Я знал, что к нам в баню придут Лукашовы, но полагал, что они будут мыться после нас, и несколько смутился за свою наготу.
А Степа без всякого стеснения снял штаны и рубаху и ловко водрузил их на гвоздь вешалки.
– Ну как, уложил Пашку? – ущипнув меня за влажный бок, спросил он…
– Мы еще не боролись, – поддался и я его игривому настроению.
– Трусишь, видно?
– Чего бы.
– Погодь, помогу. – Степа потянул со старика рубашку, обнажив его сухую спину.
В широком размахе хлобыстнулась о стенку дверь, и дед, красный, как пареная морковка, выкатился через порог бани.
– Сгорел! Совсем сгорел! – будто простонал он, вытягиваясь на траве в том же углу.
– Дорвался, как дурной до мыла! – покачал головой старик Лукашов, доставая из холщовой сумки шапку-ушанку и толстые рукавицы.
– Пошли обмываться! – подтолкнул меня к дверям бани Кольша. – А то там такое начнется, сваришься! Видишь, дед Лукашов с шапкой да рукавицами собрался париться.

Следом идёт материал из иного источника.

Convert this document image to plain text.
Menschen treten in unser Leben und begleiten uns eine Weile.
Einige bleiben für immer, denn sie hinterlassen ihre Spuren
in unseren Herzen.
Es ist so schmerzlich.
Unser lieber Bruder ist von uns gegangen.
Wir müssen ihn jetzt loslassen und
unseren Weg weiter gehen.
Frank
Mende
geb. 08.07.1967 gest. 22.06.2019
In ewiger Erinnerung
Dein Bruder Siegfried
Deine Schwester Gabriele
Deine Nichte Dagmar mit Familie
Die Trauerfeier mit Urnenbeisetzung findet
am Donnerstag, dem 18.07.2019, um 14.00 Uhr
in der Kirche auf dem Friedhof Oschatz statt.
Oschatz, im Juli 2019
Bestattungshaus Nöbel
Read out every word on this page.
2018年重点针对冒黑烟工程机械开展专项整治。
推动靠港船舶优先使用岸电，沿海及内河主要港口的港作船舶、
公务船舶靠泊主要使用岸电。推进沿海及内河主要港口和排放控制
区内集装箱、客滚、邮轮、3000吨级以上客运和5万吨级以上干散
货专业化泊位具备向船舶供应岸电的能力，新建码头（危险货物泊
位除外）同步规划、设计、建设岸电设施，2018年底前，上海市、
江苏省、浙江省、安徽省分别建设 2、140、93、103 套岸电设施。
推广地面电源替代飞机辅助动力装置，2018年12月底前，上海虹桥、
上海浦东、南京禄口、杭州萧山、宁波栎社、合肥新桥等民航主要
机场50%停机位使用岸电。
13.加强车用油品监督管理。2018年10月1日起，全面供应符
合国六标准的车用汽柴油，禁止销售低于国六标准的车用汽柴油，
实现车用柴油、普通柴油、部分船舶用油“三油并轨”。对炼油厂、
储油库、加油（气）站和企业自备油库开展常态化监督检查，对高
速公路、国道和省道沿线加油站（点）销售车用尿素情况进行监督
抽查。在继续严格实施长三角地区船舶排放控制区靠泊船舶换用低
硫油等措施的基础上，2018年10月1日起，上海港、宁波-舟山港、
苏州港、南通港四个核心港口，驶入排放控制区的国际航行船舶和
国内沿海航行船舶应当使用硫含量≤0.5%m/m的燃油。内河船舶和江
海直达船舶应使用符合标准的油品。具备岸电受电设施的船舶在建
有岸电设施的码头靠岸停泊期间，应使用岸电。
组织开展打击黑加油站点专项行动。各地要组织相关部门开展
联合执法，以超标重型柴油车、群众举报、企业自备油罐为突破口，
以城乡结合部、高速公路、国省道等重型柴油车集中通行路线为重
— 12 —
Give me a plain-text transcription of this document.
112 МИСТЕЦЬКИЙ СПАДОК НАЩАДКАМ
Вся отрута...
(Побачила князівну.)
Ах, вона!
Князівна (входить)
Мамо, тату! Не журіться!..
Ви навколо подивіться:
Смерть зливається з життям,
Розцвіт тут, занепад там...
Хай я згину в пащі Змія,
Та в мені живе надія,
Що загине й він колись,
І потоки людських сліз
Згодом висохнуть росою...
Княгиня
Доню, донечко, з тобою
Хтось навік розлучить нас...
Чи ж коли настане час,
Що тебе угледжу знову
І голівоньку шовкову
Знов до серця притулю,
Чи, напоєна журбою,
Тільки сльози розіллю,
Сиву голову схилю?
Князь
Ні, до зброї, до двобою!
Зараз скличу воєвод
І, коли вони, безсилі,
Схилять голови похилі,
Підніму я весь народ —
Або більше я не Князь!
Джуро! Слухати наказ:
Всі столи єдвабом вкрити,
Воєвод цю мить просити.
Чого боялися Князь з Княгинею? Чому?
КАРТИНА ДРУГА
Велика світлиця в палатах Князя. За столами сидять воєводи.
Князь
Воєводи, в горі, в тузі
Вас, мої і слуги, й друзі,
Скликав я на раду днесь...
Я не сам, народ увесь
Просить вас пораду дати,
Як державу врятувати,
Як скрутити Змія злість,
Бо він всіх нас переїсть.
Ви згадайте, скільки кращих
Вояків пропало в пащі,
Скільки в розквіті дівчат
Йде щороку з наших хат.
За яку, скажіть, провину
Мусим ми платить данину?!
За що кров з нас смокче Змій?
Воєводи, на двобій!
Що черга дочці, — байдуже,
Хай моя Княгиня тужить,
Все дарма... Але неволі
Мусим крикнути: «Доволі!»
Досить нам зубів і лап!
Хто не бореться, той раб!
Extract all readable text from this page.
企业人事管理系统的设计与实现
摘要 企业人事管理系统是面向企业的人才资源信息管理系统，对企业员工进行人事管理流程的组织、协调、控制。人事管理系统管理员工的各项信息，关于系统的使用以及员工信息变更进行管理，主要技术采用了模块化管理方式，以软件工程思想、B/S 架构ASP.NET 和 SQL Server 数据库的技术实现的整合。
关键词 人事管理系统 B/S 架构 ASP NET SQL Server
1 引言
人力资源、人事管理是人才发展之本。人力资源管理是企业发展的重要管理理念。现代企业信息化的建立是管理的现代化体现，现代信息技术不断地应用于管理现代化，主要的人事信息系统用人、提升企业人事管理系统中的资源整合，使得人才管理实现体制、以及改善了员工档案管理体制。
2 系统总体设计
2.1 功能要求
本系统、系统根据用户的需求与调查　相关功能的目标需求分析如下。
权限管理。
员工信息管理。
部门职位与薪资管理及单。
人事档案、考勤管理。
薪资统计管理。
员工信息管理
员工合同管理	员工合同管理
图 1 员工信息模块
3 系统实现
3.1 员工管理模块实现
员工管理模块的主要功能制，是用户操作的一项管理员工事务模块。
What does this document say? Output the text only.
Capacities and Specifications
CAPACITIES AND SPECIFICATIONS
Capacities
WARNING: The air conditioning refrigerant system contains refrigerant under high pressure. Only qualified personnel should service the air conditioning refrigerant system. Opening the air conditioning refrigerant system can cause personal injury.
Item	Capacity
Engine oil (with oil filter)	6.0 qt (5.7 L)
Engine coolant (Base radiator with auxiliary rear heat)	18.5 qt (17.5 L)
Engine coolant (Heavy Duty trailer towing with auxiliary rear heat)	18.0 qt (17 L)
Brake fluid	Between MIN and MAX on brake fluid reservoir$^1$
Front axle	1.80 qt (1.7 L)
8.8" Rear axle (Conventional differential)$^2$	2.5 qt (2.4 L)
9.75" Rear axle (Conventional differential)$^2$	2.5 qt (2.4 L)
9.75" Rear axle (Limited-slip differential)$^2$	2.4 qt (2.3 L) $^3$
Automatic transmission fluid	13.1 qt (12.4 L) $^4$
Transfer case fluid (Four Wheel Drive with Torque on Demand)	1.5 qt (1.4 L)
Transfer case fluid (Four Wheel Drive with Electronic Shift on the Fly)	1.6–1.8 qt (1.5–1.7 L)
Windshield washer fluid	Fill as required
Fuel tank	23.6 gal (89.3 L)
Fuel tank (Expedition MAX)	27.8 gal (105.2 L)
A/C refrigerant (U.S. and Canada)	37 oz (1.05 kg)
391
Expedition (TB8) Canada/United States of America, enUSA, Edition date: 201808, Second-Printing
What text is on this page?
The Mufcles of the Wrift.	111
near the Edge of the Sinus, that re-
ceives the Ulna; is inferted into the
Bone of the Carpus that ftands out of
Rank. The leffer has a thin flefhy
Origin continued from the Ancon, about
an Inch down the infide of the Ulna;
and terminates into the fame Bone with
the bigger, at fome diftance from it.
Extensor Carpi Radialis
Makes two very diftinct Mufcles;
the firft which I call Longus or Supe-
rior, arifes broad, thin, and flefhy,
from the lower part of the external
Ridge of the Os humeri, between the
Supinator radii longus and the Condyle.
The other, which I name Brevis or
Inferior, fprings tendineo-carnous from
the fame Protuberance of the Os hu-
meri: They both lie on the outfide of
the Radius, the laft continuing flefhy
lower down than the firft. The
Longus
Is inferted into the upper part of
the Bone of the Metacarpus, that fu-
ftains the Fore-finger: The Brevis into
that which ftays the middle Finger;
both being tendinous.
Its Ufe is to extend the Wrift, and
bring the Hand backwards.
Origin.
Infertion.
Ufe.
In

Я не понимал ни того, зачем в бане шапка и рукавицы – там и без них жарища, ни Кольшиной тревоги, но покорно юркнул в пахнущее березовым настоем нутро бани.
Вновь обожгло горячим воздухом обласканное прохладой тело. Мы устремились на лавку, к маленькому оконцу. За нами – Степа. Не торопясь, шагнул через порог и старик Лукашов, держа в одной руке шапку с рукавицами, в другой – объемистый веник.
– Давайте, щеглы, шустрее, – произнес он. – Мне надо париться. Пока я веник завариваю, да пот нагоняю на полке, вы чтоб свои дела сделали…
Уже одеваясь, я слышал, как вспыхивала шипящим паром политая водой каменка, и даже через невидимые глазу дверные щели пробивались белесые струйки этого тугого пара. Можно было лишь представить, каким жаром дышала прокопченная, не раз прожаренная до наружной обмазки банька.
Вечерело. Пахло сеном и цветами. Тихо было и покойно…
4– Сидеть-то дома не с кем, – сказал дед, опустив мне на плечо тяжелую руку, – Шуру забрали на прополку хлебов, Кольша тоже комаров кормит, сгребая колхозное сено, а нам с матерью пока отсрочка выпадает: она не колхозница, я – из годов вышел. Себе пойдем косить сено…
Новость меня обрадовала. Еще бы – целый день в лесу! Вприпрыжку вынесся я из дома, за палисадник, к Паше, ждавшему меня у глубокой канавы.
– Ничего хорошего, – не разделил друг моего восторга, – жарища и трава колючая. Пойдем что-то покажу. Пока ты прохлаждался, я по канаве полазил.
Мы опустились в канаву, по самый урез заросшую густой травой. Паша раздвинул бледно-зеленые стебли, и под дерновым козырьком я заметил маленькую корзиночку с желторотыми птенцами.
– Видишь голышата мухоловкины. – Он сорвал травинку и поднес к самому гнезду. Птенцы заверещали, потянулись клювами к стеблю, тесня друг друга. – Есть хотят.
Я не успел что-либо сказать, как над Пашиной головой, почти рядом с моим лицом, затрепетала прозрачными крыльями маленькая пичужка, забилась в тревожном крике.
– Пойдем, мамка их прилетела…
С неохотой вылезли мы из канавы и расстались. Паша рванул к дому – только пятки засверкали, а я пошел под навес. Дед возился там с косами.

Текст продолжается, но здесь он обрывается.